Few front-line US flesh pressers have made any serious effort to oppose the death penalty. Returning to our opening point about the foreignness of America, it is worth noting that, in 2007, Barack Obama, then a rising force, wrote that he supported the death penalty in cases "so heinous, so beyond the pale, that the community is justified in expressing the full measure of its outrage by meting out the final punishment".
EU readers could not withstanding the many lawyerly qualifications be forgiven for rubbing their eyes furiously and looking around to test they had not been transported to Opposite Land.
At this time in his career, Obama was being hailed as the fresh face of latt-drinking liberal America. Yet he was supporting a policy that, in western Europe, only parties of the far right include in their manifestos. Welcome to the skinhead fringe, Barack.
The harsh truth is that no US presidential candidate stands a chance if he doesn't support capital punishment. It comes as barely a surprise to hear that, at a debate, Perry, a serious contender for the Republican proposal, attracted applause when commenting on Texas's extreme taste for killing its own voters. It is more sobering to recollect Bill Clinton's noticeable flight back to Arkansas to look at the execution of a mentally impaired black man in the 1992 campaign.
Here's the point. You could argue the conventional American politician's disposition toward the death penalty demonstrates that country's firm respect for democracy. In a land that frequently elects sheriffs, judges and ( beats me ) comptrollers, it would require significant bravery some might say audacity to defy the voters on such a significant issue. In fact , a Gallup poll disclosed that only twenty-nine % of Americans oppose the death sentence.
And yet. The parliamentary democracies of western Europe have, over the decades, stubbornly, bravely refused to yield to favored stress on this matter. Naturally, membership of the Council of Europe restricts individual states from bringing back the death sentence. But there are always votes in stringing up criminals. Even a futile announcement of intent would appeal to a wide part of the voters.
Consider a recent ridiculous experiment with popular democracy in Britain. The coalition government promoted the setting up of a site that would allow visitors to establish "e-petitions". Any satisfactorily well-liked campaign could, in theory, generate a debate in the House of Commons. Well, you can see where this is heading. Within days, thousands had voted for a debate on bringing back capital punishment. A 2010 YouGov survey recommended that only 37 % of UK voters would oppose the reinstitution of the ultimate sanction.

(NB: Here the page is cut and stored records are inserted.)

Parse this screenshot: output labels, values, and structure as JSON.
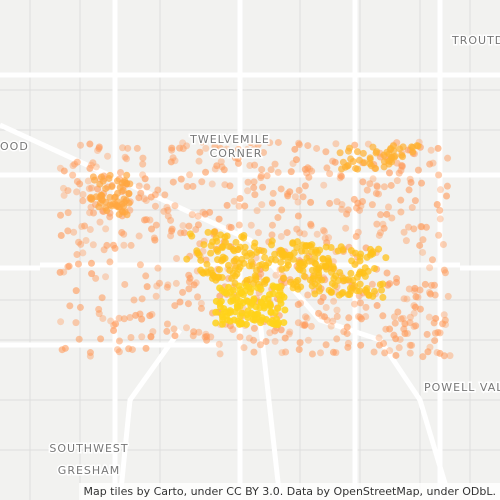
{
  "labels": {
    "troutdale": "TROUTD",
    "wood": "OOD",
    "twelvemile_1": "TWELVEMILE",
    "twelvemile_2": "CORNER",
    "powell_valley": "POWELL VAL",
    "sw_gresham_1": "SOUTHWEST",
    "sw_gresham_2": "GRESHAM"
  },
  "attribution": "Map tiles by Carto, under CC BY 3.0. Data by OpenStreetMap, under ODbL."
}
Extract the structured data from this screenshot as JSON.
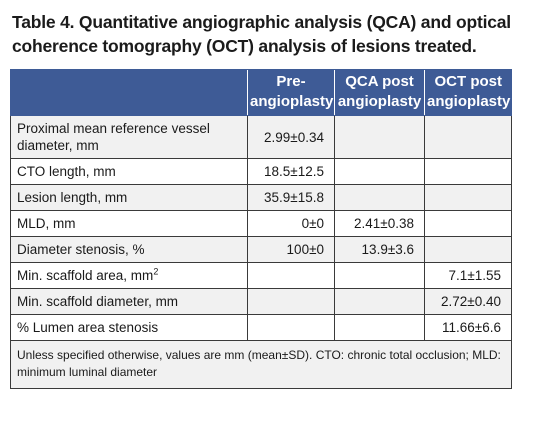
{
  "caption": "Table 4. Quantitative angiographic analysis (QCA) and optical coherence tomography (OCT) analysis of lesions treated.",
  "columns": [
    {
      "label": "",
      "lines": []
    },
    {
      "label": "Pre-angioplasty",
      "lines": [
        "Pre-",
        "angioplasty"
      ]
    },
    {
      "label": "QCA post angioplasty",
      "lines": [
        "QCA post",
        "angioplasty"
      ]
    },
    {
      "label": "OCT post angioplasty",
      "lines": [
        "OCT post",
        "angioplasty"
      ]
    }
  ],
  "rows": [
    {
      "label": "Proximal mean reference vessel diameter, mm",
      "pre": "2.99±0.34",
      "qca": "",
      "oct": ""
    },
    {
      "label": "CTO length, mm",
      "pre": "18.5±12.5",
      "qca": "",
      "oct": ""
    },
    {
      "label": "Lesion length, mm",
      "pre": "35.9±15.8",
      "qca": "",
      "oct": ""
    },
    {
      "label": "MLD, mm",
      "pre": "0±0",
      "qca": "2.41±0.38",
      "oct": ""
    },
    {
      "label": "Diameter stenosis, %",
      "pre": "100±0",
      "qca": "13.9±3.6",
      "oct": ""
    },
    {
      "label": "Min. scaffold area, mm",
      "label_sup": "2",
      "pre": "",
      "qca": "",
      "oct": "7.1±1.55"
    },
    {
      "label": "Min. scaffold diameter, mm",
      "pre": "",
      "qca": "",
      "oct": "2.72±0.40"
    },
    {
      "label": "% Lumen area stenosis",
      "pre": "",
      "qca": "",
      "oct": "11.66±6.6"
    }
  ],
  "footnote": "Unless specified otherwise, values are mm (mean±SD). CTO: chronic total occlusion; MLD: minimum luminal diameter"
}
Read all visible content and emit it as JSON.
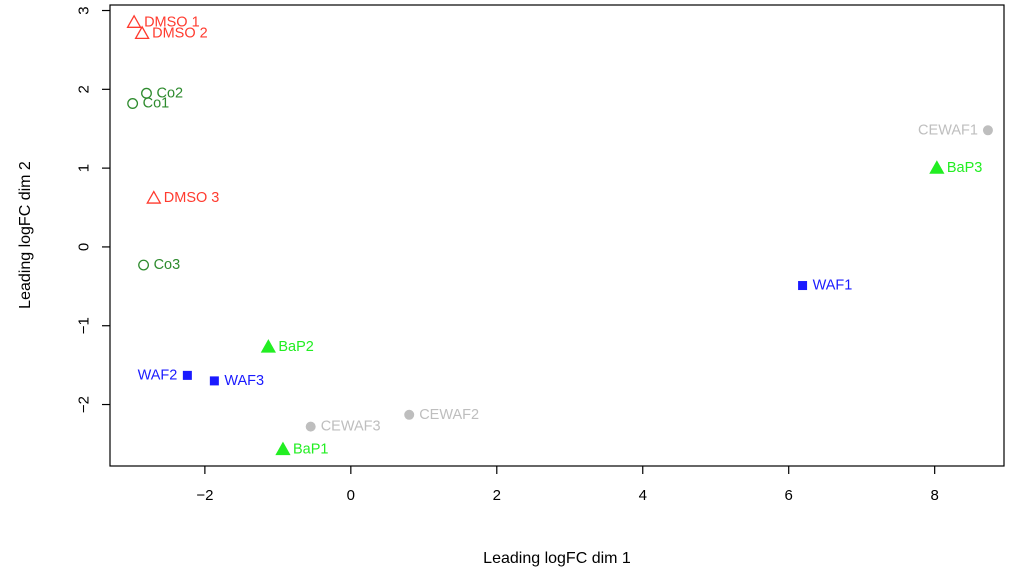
{
  "chart_data": {
    "type": "scatter",
    "title": "",
    "xlabel": "Leading logFC dim 1",
    "ylabel": "Leading logFC dim 2",
    "xlim": [
      -3.3,
      8.95
    ],
    "ylim": [
      -2.78,
      3.07
    ],
    "xticks": [
      -2,
      0,
      2,
      4,
      6,
      8
    ],
    "yticks": [
      -2,
      -1,
      0,
      1,
      2,
      3
    ],
    "grid": false,
    "legend": "none",
    "points": [
      {
        "label": "DMSO 1",
        "x": -2.97,
        "y": 2.85,
        "shape": "triangle-open",
        "color": "#ff3b2f",
        "label_side": "right"
      },
      {
        "label": "DMSO 2",
        "x": -2.86,
        "y": 2.71,
        "shape": "triangle-open",
        "color": "#ff3b2f",
        "label_side": "right"
      },
      {
        "label": "DMSO 3",
        "x": -2.7,
        "y": 0.62,
        "shape": "triangle-open",
        "color": "#ff3b2f",
        "label_side": "right"
      },
      {
        "label": "Co2",
        "x": -2.8,
        "y": 1.95,
        "shape": "circle-open",
        "color": "#2e8b2e",
        "label_side": "right"
      },
      {
        "label": "Co1",
        "x": -2.99,
        "y": 1.82,
        "shape": "circle-open",
        "color": "#2e8b2e",
        "label_side": "right"
      },
      {
        "label": "Co3",
        "x": -2.84,
        "y": -0.23,
        "shape": "circle-open",
        "color": "#2e8b2e",
        "label_side": "right"
      },
      {
        "label": "CEWAF1",
        "x": 8.73,
        "y": 1.48,
        "shape": "circle-filled",
        "color": "#bebebe",
        "label_side": "left"
      },
      {
        "label": "CEWAF2",
        "x": 0.8,
        "y": -2.13,
        "shape": "circle-filled",
        "color": "#bebebe",
        "label_side": "right"
      },
      {
        "label": "CEWAF3",
        "x": -0.55,
        "y": -2.28,
        "shape": "circle-filled",
        "color": "#bebebe",
        "label_side": "right"
      },
      {
        "label": "BaP3",
        "x": 8.03,
        "y": 1.0,
        "shape": "triangle-filled",
        "color": "#22ee22",
        "label_side": "right"
      },
      {
        "label": "BaP2",
        "x": -1.13,
        "y": -1.27,
        "shape": "triangle-filled",
        "color": "#22ee22",
        "label_side": "right"
      },
      {
        "label": "BaP1",
        "x": -0.93,
        "y": -2.57,
        "shape": "triangle-filled",
        "color": "#22ee22",
        "label_side": "right"
      },
      {
        "label": "WAF1",
        "x": 6.19,
        "y": -0.49,
        "shape": "square-filled",
        "color": "#1a1aff",
        "label_side": "right"
      },
      {
        "label": "WAF2",
        "x": -2.24,
        "y": -1.63,
        "shape": "square-filled",
        "color": "#1a1aff",
        "label_side": "left"
      },
      {
        "label": "WAF3",
        "x": -1.87,
        "y": -1.7,
        "shape": "square-filled",
        "color": "#1a1aff",
        "label_side": "right"
      }
    ]
  }
}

Yet there is , among MPs, no heavy support for a change in the law. Despite contemporary comments by retired judge Richard Johnson, who requested a return to executions, the situation remains much the same in this fine country.
For once, it behoves us those among us from the bleeding-heart tendency, anyhow to tip our hats to the officeholders. They aren't all yellow bellies. They do not always capitulate to the noisiest, angriest voices. The proven fact that they refused to reach for the rope doesn't imply they're not listening. It merely counsels they really have some moral fibre. Are you paying attention, Mr Obama?, as reported tagza.com.